There were a few trends that were clear. The number of papers that are the product of preregistered trial designs has grown to 75 percent in the two decades since pre registration started. Roughly half of the pre registered trials don't result in publication. Some of these trials don't go to completion for a variety of mundane, uninteresting reasons; the rate is not very different from what you see in studies of actual medicine. There is a lot of opportunity for a bias against publishing negative results.

Is there any indication of this bias? The new paper has its strongest results at that location. If you do a meta-analysis of all the publications from trials that weren't registered, you will find that the treatments were better than placebo. There was no statistical difference between placebo and homeopathy when the trials were pre registered.

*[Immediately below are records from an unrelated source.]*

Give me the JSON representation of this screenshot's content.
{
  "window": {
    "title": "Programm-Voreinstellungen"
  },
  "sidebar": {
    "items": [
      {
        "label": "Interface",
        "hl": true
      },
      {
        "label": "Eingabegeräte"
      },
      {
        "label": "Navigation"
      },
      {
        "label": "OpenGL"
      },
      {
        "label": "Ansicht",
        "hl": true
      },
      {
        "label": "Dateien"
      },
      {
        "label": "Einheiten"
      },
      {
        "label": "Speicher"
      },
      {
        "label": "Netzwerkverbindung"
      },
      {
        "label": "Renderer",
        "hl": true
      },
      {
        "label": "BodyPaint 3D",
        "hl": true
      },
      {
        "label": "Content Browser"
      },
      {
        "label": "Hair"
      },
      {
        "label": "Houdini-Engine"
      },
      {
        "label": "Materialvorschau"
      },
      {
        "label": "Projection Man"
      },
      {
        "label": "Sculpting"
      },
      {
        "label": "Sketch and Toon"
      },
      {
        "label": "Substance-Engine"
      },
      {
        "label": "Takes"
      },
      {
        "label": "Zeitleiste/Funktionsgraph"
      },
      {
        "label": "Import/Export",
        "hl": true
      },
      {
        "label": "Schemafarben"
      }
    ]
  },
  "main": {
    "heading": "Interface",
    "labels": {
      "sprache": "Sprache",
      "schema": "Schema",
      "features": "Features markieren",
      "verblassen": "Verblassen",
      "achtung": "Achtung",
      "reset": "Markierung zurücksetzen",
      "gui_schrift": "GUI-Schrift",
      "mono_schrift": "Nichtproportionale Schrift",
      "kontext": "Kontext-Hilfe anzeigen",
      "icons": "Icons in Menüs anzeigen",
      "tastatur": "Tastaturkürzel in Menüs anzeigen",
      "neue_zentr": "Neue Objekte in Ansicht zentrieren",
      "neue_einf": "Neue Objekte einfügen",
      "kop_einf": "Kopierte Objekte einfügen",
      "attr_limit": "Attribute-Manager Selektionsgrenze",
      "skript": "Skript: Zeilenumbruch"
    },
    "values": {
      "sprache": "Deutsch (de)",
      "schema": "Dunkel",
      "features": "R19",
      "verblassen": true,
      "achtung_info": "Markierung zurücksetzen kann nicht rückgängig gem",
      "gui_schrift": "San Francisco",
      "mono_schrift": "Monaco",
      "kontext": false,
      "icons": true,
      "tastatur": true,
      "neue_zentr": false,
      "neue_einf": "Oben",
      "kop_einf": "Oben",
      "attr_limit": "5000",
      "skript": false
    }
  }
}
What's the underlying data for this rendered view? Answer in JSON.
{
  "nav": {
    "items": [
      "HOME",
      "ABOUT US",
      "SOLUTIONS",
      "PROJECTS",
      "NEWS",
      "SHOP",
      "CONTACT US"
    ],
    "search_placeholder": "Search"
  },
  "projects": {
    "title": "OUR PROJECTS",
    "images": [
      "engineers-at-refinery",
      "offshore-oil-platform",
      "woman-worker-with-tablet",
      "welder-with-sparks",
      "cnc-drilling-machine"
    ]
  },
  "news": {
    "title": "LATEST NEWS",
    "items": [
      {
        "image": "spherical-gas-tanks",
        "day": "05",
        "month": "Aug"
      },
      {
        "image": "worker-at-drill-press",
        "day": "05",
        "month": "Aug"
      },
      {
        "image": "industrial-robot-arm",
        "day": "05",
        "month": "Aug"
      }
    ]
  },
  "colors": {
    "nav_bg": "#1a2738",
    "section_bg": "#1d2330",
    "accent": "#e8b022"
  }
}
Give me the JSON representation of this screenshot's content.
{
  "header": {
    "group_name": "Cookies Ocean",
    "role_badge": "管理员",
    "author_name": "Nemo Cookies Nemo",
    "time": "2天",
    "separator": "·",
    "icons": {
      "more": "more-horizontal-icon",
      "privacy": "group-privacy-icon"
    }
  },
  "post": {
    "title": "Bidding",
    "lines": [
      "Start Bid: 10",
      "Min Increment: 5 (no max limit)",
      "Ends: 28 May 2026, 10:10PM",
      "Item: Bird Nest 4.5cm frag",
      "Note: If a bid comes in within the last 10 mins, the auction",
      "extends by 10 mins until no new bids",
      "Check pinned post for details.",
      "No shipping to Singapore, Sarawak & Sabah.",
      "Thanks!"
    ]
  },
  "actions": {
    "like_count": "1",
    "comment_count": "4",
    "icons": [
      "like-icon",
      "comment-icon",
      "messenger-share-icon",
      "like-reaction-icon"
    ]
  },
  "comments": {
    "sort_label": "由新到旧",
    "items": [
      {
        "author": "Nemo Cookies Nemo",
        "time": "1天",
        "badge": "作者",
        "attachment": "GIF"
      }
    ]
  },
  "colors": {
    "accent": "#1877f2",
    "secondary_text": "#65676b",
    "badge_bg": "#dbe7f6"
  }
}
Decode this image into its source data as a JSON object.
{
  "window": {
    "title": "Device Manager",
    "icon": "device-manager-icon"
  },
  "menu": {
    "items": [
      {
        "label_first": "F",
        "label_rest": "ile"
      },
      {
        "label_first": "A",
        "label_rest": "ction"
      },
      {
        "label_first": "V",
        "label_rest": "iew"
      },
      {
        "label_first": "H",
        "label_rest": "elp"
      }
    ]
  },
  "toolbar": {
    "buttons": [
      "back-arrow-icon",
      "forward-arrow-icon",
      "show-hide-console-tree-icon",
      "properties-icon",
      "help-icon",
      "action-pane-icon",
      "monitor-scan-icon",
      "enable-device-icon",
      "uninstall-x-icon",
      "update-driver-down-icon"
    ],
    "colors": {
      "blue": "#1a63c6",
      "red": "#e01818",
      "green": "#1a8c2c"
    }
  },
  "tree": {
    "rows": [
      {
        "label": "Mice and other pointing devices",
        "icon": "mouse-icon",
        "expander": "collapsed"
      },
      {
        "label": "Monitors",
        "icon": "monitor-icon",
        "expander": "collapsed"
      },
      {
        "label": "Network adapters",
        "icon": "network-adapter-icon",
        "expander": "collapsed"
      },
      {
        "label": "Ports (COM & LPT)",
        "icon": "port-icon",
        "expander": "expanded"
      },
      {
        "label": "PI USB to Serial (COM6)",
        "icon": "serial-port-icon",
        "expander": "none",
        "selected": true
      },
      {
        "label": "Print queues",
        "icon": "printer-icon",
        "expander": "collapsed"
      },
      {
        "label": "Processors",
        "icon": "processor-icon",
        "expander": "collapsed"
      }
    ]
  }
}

When researchers have to commit to a study design, their results don't show how effective homeopathy is. When researchers can write up their results, it looks good.

Beyond the nonsense

There was a strange aspect to the data. One explanation for the apparent success of homeopathy trials is a strong placebo effect, which is generated by the extensive personal interaction between people seeking treatments and the practitioners. The researchers were able to find a single trial with a protocol that included these interactions.

The results are exactly what you would expect, given that there is no reason for homeopathy to do anything. The first paper in the new study is about proposed mechanisms for homeopathy.

The new study goes beyond debunking obvious nonsense. The paper shows that one of the tools we have developed to help us analyze bias can work as it was intended.

Evidence-Based Medicine is published by the British Medical Journal. There is a DOI called 10.1136/bmjebm-2021-111846.